Dalam keterangannya saat menghadiri Wisuda Ke-17 Universitas Muhammadiyah Bangka Belitung di Pangkalpinang, Kamis, Prof. Abdul Mu’ti memaparkan data mengejutkan bahwa Indonesia saat ini masih mengalami defisit guru sebanyak 561 ribu orang. Angka ini mencakup kebutuhan guru di berbagai jenjang pendidikan dasar dan menengah yang tersebar di seluruh provinsi.
Selain membuka keran penerimaan CPNS baru, pemerintah juga tengah mempersiapkan skema redistribusi guru secara masif. Kebijakan ini dirancang untuk memastikan distribusi tenaga pendidik lebih merata, terutama di wilayah-wilayah yang selama ini mengalami kekurangan tenaga pengajar yang cukup ekstrem, dengan durasi kebijakan yang direncanakan berlangsung selama empat tahun ke depan.
Abdul Mu’ti menegaskan bahwa proses rekrutmen CPNS guru nantinya akan dilakukan secara ketat melalui sistem seleksi berbasis tes dan meritokrasi.

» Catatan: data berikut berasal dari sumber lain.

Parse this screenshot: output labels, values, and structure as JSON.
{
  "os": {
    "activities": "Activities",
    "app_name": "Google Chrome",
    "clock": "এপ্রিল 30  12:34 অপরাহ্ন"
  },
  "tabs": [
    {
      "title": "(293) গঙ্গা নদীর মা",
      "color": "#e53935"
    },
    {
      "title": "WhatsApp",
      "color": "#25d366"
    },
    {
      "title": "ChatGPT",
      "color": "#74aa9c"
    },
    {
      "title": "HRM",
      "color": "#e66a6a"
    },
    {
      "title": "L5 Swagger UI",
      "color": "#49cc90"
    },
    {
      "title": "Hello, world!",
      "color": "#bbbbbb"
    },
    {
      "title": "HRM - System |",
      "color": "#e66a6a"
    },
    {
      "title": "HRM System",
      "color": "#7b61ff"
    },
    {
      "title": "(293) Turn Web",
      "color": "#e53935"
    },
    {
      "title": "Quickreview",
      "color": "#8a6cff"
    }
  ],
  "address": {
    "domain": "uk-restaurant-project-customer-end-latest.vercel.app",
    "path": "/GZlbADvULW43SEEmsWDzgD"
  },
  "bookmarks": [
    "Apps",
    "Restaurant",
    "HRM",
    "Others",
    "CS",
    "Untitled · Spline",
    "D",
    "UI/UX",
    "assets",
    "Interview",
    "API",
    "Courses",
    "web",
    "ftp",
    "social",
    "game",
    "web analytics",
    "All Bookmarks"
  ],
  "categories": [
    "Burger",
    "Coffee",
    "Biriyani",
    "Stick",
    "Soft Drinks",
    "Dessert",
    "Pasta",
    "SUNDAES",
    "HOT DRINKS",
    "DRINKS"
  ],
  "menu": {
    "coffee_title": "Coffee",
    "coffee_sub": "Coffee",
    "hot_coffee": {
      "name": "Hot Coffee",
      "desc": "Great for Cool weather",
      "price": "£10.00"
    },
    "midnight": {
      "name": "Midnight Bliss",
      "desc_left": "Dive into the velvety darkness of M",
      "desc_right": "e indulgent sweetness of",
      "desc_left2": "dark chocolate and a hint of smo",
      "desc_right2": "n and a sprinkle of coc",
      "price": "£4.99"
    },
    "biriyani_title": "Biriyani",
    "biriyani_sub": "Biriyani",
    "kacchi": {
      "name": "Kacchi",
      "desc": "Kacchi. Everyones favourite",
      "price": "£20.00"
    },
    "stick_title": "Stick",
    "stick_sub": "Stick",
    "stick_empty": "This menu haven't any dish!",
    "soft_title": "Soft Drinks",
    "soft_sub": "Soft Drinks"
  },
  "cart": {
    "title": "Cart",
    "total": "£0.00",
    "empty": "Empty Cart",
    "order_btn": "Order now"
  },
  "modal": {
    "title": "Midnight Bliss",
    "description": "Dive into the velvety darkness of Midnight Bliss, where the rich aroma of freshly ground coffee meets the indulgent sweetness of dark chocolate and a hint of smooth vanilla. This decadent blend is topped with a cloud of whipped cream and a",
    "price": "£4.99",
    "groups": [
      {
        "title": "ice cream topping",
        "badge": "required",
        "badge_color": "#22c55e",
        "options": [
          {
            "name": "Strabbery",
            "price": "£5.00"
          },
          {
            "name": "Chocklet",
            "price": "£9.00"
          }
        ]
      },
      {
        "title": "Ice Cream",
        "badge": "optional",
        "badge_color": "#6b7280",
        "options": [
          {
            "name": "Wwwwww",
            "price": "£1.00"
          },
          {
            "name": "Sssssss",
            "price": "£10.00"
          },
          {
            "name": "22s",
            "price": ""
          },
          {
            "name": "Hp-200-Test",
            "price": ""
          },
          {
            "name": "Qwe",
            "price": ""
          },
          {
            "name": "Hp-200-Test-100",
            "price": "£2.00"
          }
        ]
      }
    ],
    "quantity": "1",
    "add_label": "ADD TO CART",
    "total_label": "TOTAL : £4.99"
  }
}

Hal ini dilakukan untuk menjamin bahwa tenaga pendidik yang diangkat adalah individu yang memiliki kualitas serta kompetensi terbaik guna meningkatkan mutu pendidikan nasional di masa depan.
Para calon guru yang berhasil lolos seleksi wajib menunjukkan komitmen penuh untuk siap ditempatkan di mana saja, termasuk di wilayah terpencil dan daerah tertinggal. Penempatan ini menjadi syarat mutlak bagi guru PNS baru demi memastikan bahwa akses terhadap pendidikan berkualitas tidak hanya dinikmati oleh masyarakat di kota besar, tetapi juga menjangkau anak-anak di pelosok negeri.
Kebijakan ini merupakan manifestasi dari komitmen Presiden Prabowo Subianto dalam program Asta Cita untuk mewujudkan pendidikan yang berkualitas dan inklusif. Pemerintah menyadari bahwa kesenjangan pendidikan yang terjadi saat ini, baik dari sisi akses, mutu, maupun keterbatasan ekonomi dan geografis, harus segera diatasi demi mencetak generasi emas Indonesia yang berdaya saing global.